Within the HMA/Ven-CNS-HR cohort, only 9 (15.5%) underwent sLP with prophylactic IT, all were negative for CNS involvement, and none were found to have CNS disease later in AML course. There was no difference in age between pts who underwent sLP and those who did not, 72.0 vs 71.7y, p=0.38. However, higher proportion of pts without the sLP had ECOG ≥3, 22.4% vs 0%, though this was not statistically significant (p=0.18). With a median follow up of 14.3mo for the 49 unscreened HMA/Ven-CNS-HR pts, 3 (6.1%) were found to have CNS disease at the time of systemic relapse (median 3.7mo post-initiation of frontline therapy). Of note, of 48 HMA/Ven-CNS-LR pts only 1 (2.1%) developed known CNS disease later in course.

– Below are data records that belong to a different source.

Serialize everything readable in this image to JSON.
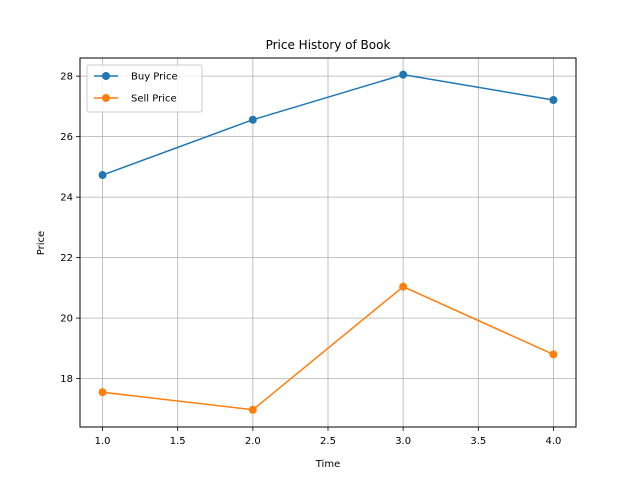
{
  "chart_data": {
    "type": "line",
    "title": "Price History of Book",
    "xlabel": "Time",
    "ylabel": "Price",
    "xlim": [
      0.85,
      4.15
    ],
    "ylim": [
      16.4,
      28.6
    ],
    "xticks": [
      1.0,
      1.5,
      2.0,
      2.5,
      3.0,
      3.5,
      4.0
    ],
    "yticks": [
      18,
      20,
      22,
      24,
      26,
      28
    ],
    "grid": true,
    "legend_position": "upper-left",
    "x": [
      1.0,
      2.0,
      3.0,
      4.0
    ],
    "series": [
      {
        "name": "Buy Price",
        "color": "#1f77b4",
        "marker": "circle",
        "values": [
          24.73,
          26.56,
          28.05,
          27.21
        ]
      },
      {
        "name": "Sell Price",
        "color": "#ff7f0e",
        "marker": "circle",
        "values": [
          17.55,
          16.97,
          21.04,
          18.8
        ]
      }
    ]
  }
}
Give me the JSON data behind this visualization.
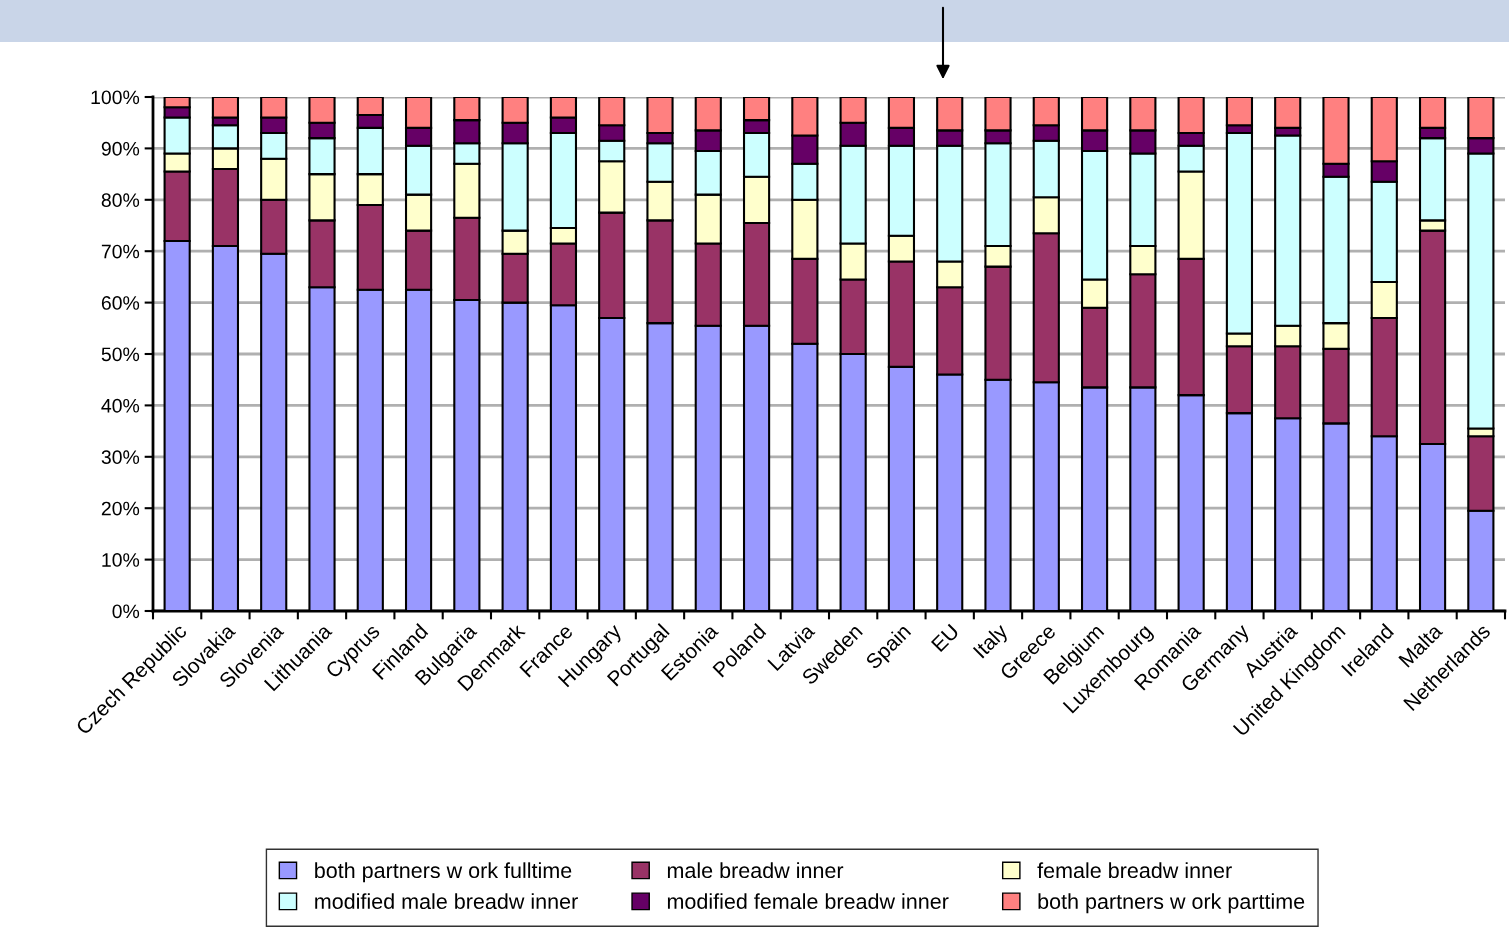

Finally, significantly more IC treated CNS-HR pts (68.9%) underwent sLP compared to HMA/Ven-CNS-HR (15.5%), p<0.05. Despite the low rate of known CNS disease at relapse in the unscreened IC-CNS-HR pts, their mOS was shorter than that of screened pts, 11.4mo vs 37.7mo, p=0.016. However, even with higher rate of CNS disease at relapse in non-screened HMA/Ven-CNS-HR pts, there was no mOS difference between screened and unscreened pts (8 vs 6mo, p=0.56). In a multivariate analysis only ELN'22 intermediate and adverse risk features were associated with mOS detriment across both IC- and HMA/Ven-HR cohorts (intermediate: HR 3.14, p=0.035; adverse: HR 5.13, p<0.001).

Conclusions: In this single center retrospective analysis, CNS-HR pts treated with IC were more likely to get sLP than those treated with HMA/Ven. Given high rate of CNS involvement in screened IC-CNS-HR and late CNS involvement in unscreened HMA/Ven-CNS-HR, we recommend adhering to current guidelines and offering sLP to all eligible pts.